The brake pedal feel is exemplary in the Nissan with the car offering discs at the front and progressive drums at the rear. Unfortunately, in the interests of cost cutting, ABS has been skimped. Not that I missed it much in the testing phase but then in emergency situations, it would definitely be a life saver.

Speaking of skimping, the company has also skimped on giving a passenger airbag, even as an option. The other safety aids are driver airbag, side intrusion beams, seat belts and collapsible steering column.

Fuel efficiency is where even the Renault Logan derived motor shines.
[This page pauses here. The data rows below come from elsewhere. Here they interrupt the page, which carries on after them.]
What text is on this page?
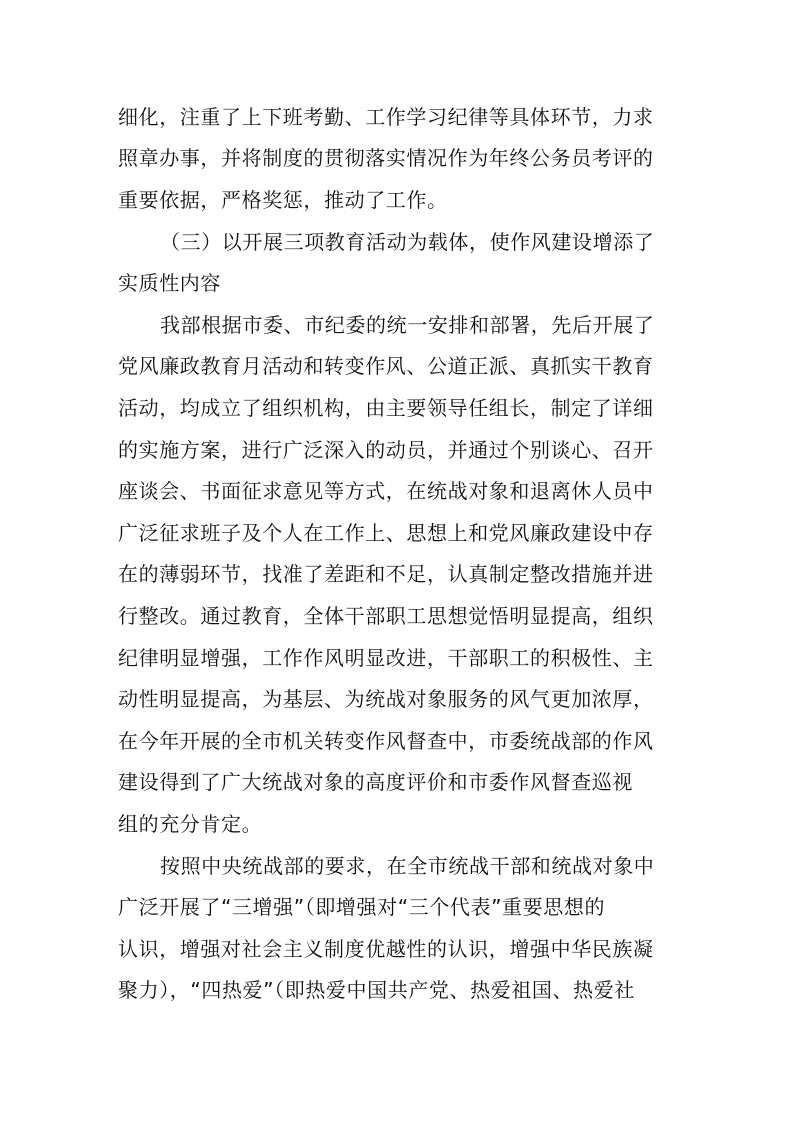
细化，注重了上下班考勤、工作学习纪律等具体环节，力求
照章办事，并将制度的贯彻落实情况作为年终公务员考评的
重要依据，严格奖惩，推动了工作。
（三）以开展三项教育活动为载体，使作风建设增添了
实质性内容
我部根据市委、市纪委的统一安排和部署，先后开展了
党风廉政教育月活动和转变作风、公道正派、真抓实干教育
活动，均成立了组织机构，由主要领导任组长，制定了详细
的实施方案，进行广泛深入的动员，并通过个别谈心、召开
座谈会、书面征求意见等方式，在统战对象和退离休人员中
广泛征求班子及个人在工作上、思想上和党风廉政建设中存
在的薄弱环节，找准了差距和不足，认真制定整改措施并进
行整改。通过教育，全体干部职工思想觉悟明显提高，组织
纪律明显增强，工作作风明显改进，干部职工的积极性、主
动性明显提高，为基层、为统战对象服务的风气更加浓厚，
在今年开展的全市机关转变作风督查中，市委统战部的作风
建设得到了广大统战对象的高度评价和市委作风督查巡视
组的充分肯定。
按照中央统战部的要求，在全市统战干部和统战对象中
广泛开展了“三增强”（即增强对“三个代表”重要思想的
认识，增强对社会主义制度优越性的认识，增强中华民族凝
聚力），“四热爱”（即热爱中国共产党、热爱祖国、热爱社
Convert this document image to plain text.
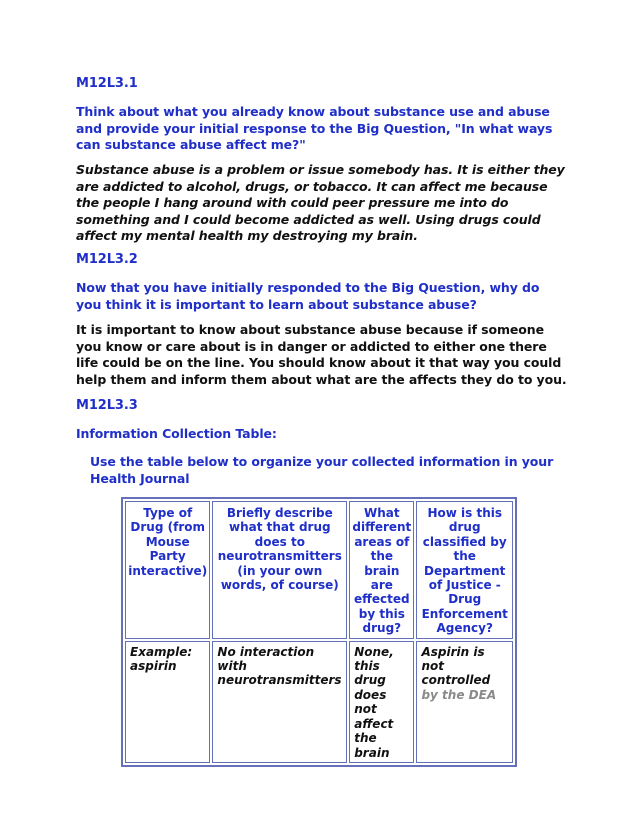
M12L3.1
Think about what you already know about substance use and abuse and provide your initial response to the Big Question, "In what ways can substance abuse affect me?"
Substance abuse is a problem or issue somebody has. It is either they are addicted to alcohol, drugs, or tobacco. It can affect me because the people I hang around with could peer pressure me into do something and I could become addicted as well. Using drugs could affect my mental health my destroying my brain.
M12L3.2
Now that you have initially responded to the Big Question, why do you think it is important to learn about substance abuse?
It is important to know about substance abuse because if someone you know or care about is in danger or addicted to either one there life could be on the line. You should know about it that way you could help them and inform them about what are the affects they do to you.
M12L3.3
Information Collection Table:
Use the table below to organize your collected information in your Health Journal
Type of Drug (from Mouse Party interactive)	Briefly describe what that drug does to neurotransmitters (in your own words, of course)	What different areas of the brain are effected by this drug?	How is this drug classified by the Department of Justice - Drug Enforcement Agency?
Example: aspirin	No interaction with neurotransmitters	None, this drug does not affect the brain	Aspirin is not controlled by the DEA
It delivered 14.6 kmpl in the city and the highway figure was somewhat close to what ARAI claimed, at 20.5 kmpl.
This one goes to the Nissan Micra dCi for its frugal and easy driving nature.

Nissan Micra - Overall Evaluation

The Nissan Micra is a very competent and well engineered product. It has all the right ingredients to make it the next big thing in the hatch segment. To start with, it is Japanese it is spacious, comes loaded with technology & safety features and is a no-nonsense, easy to drive urban commuter. It is on par with its competitors when it comes to performance as well. Being Japanese, we expect it to be hassle-free to run and own and we expect the Micra to be low on maintenance costs.